Marsman, who was Dutch national poet from 2021 to 2023, was diagnosed with cartilage cancer in 2018. In 2025, she told the Volkskrant she would not let the disease stop her from writing. “I am not resigned to my imminent death. I still have things to say. I want them said,” she said.
Marsman’s poetry debut Wat ik mijzelf graag voorhoudt (2010) was widely praised. Her novel Het tegenovergestelde van de mens, published in 2017, combined poetry, prose and essays around climate change, and was labelled by the NRC as “one of the best books of the 21st century”.
In the same year, she published the poetry compilation Man met hoed.
In 2025, Marsman reflected on her illness in Op een andere planeet kunnen ze me redden, a collection of diary entries and philosophical analyses about illness, death and alien life. An English translation is expected in September.
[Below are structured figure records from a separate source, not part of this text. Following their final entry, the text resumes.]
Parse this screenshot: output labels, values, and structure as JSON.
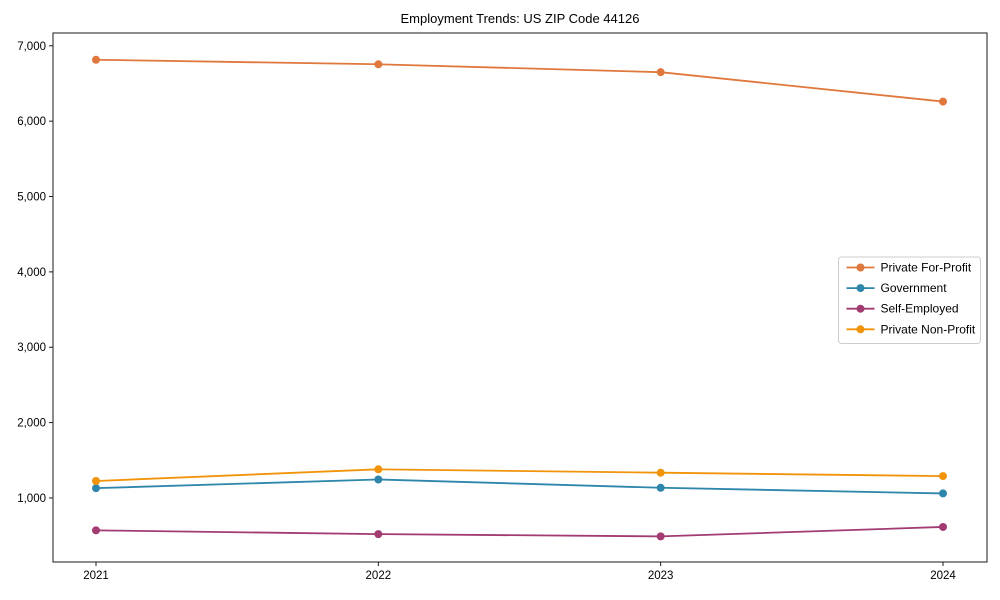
{
  "figure": {
    "background": "#ffffff",
    "spine_color": "#1a1a1a"
  },
  "chart_data": {
    "type": "line",
    "title": "Employment Trends: US ZIP Code 44126",
    "xlabel": "",
    "ylabel": "",
    "categories": [
      "2021",
      "2022",
      "2023",
      "2024"
    ],
    "x": [
      2021,
      2022,
      2023,
      2024
    ],
    "series": [
      {
        "name": "Private For-Profit",
        "color": "#E0783E",
        "values": [
          6815,
          6755,
          6650,
          6260
        ]
      },
      {
        "name": "Government",
        "color": "#2E86AB",
        "values": [
          1130,
          1245,
          1135,
          1060
        ]
      },
      {
        "name": "Self-Employed",
        "color": "#A23B72",
        "values": [
          570,
          520,
          490,
          615
        ]
      },
      {
        "name": "Private Non-Profit",
        "color": "#F1940A",
        "values": [
          1225,
          1380,
          1335,
          1290
        ]
      }
    ],
    "ylim": [
      150,
      7170
    ],
    "yticks": [
      1000,
      2000,
      3000,
      4000,
      5000,
      6000,
      7000
    ],
    "ytick_labels": [
      "1,000",
      "2,000",
      "3,000",
      "4,000",
      "5,000",
      "6,000",
      "7,000"
    ],
    "grid": false,
    "marker": "circle",
    "legend_position": "center-right",
    "legend_entries": [
      "Private For-Profit",
      "Government",
      "Self-Employed",
      "Private Non-Profit"
    ]
  }
}
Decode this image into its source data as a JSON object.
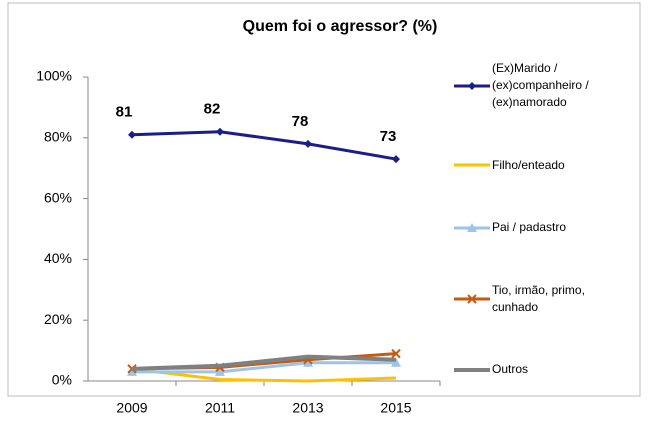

She was awarded the prestigious Constantijn Huygens literary prize for her oeuvre that same year.
Marsman’s work has been translated into several languages, including English, Italian, Spanish, German, Turkish and Chinese.
Her last work, De dichter en de duivel, about a storage room which is the gateway to an underground world peopled by “influencers, politicians, opinion makers and columnists – and the devil”, will be published posthumously on June 9.